• World

How TIME Chose Its 2020 List of Next Generation Leaders

2 minute read

“The story is Trump,” the President remarked in passing during a TIME interview with him in the Oval Office last year. And never more so than this week, when the biggest story in the world by far was the health of Donald Trump. His is the most serious health crisis a U.S. President has faced in nearly 40 years. As our senior health correspondent Alice Park wrote recently, the news was “a reminder of two stark truths that we’ve known since the first days that the novel coronavirus reached the United States: that the virus respects no boundaries, and that older people are at higher risk.”

As the virus swept through the White House, Capitol Hill and the Joint Chiefs of Staff, it was also a reminder that the top of the U.S. government may be the oldest it has ever been. Trump, 74, is the oldest person ever elected to a first term as President. First in line of succession to him is a comparatively youthful Vice President Mike Pence at 61. Speaker of the House Nancy Pelosi, second in line, is 80. Senator Chuck Grassley, president pro tempore of the Senate and third in line, is 87. Democratic presidential candidate Joe Biden, if elected next month, would at 78 be eight years older upon his Inauguration than Trump was at his. The demography is striking in a world where many younger leaders already have stepped up.

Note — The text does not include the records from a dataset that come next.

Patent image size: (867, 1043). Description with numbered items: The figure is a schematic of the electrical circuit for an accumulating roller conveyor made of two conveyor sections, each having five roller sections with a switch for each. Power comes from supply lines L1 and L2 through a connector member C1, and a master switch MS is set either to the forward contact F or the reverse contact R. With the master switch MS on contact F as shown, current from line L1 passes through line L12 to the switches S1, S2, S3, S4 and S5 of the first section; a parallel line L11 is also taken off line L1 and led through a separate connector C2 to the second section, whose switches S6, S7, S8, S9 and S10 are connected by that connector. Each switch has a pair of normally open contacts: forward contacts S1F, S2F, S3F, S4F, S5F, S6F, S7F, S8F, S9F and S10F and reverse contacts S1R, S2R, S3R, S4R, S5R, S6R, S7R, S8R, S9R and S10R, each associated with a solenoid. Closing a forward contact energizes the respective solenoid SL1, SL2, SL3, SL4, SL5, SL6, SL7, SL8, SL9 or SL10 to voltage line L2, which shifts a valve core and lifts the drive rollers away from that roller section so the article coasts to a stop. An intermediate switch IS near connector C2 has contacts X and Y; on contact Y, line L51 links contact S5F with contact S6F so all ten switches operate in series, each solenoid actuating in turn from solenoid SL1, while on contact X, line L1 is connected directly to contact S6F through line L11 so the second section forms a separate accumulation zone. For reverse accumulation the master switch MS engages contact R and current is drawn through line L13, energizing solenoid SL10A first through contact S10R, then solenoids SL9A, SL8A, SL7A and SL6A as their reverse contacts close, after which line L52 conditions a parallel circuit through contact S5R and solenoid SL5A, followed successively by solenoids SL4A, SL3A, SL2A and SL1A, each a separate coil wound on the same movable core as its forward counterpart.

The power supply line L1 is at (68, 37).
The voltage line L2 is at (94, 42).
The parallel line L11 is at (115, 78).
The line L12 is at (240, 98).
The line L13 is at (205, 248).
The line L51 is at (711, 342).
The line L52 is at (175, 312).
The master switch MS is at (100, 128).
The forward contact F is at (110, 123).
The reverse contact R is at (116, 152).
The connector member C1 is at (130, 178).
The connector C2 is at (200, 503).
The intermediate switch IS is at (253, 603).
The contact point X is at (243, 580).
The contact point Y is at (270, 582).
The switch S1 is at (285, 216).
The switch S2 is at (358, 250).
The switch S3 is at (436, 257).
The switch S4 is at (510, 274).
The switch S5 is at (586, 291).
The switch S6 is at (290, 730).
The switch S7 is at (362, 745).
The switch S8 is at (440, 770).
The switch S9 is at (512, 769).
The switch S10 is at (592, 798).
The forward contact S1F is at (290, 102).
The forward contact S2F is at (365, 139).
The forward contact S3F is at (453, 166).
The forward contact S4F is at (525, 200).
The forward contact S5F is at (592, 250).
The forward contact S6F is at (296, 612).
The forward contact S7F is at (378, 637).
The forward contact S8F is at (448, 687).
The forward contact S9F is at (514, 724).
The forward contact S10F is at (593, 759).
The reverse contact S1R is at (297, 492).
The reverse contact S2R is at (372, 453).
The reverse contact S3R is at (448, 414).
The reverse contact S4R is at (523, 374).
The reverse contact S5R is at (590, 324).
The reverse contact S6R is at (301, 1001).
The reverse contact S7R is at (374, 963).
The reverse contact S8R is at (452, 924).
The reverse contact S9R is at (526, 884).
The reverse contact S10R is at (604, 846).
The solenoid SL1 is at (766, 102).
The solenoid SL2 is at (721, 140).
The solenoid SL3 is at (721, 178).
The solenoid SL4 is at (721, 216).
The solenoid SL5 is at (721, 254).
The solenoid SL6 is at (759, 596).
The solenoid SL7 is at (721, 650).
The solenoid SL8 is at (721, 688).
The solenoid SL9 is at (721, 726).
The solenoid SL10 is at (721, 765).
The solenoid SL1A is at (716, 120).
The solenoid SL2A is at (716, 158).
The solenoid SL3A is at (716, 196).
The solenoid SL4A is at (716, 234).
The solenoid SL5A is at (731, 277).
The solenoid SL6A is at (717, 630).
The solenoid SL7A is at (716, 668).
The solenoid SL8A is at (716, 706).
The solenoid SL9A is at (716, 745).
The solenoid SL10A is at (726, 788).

It’s been six years since TIME first partnered with Rolex to launch the Next Generation Leaders project, our ongoing selection of rising stars around the globe in politics, business, culture, science and sports. Previous honorees have gone on to lead nations, receive Oscar nominations and become Olympic stars. Among the new class of NGLs, as we call them, are Ofelia Fernández, Latin America’s youngest lawmaker at only 20 years old; the pop star Halsey, 26; prosthetics entrepreneur Mohamed Dhaouafi; marine bio-geochemist Emma Camp; designer turned advocate for the homeless Bas Timmer; trailblazing British model Munroe Bergdorf; and Indian athlete and disability-rights advocate Manasi Joshi.

“In a year full of crises, this group offers a bright window into the future,” says deputy international editor Naina Bajekal, who guided this year’s NGL project. “They are using their voices and platforms to build movements, break boundaries and push for change.”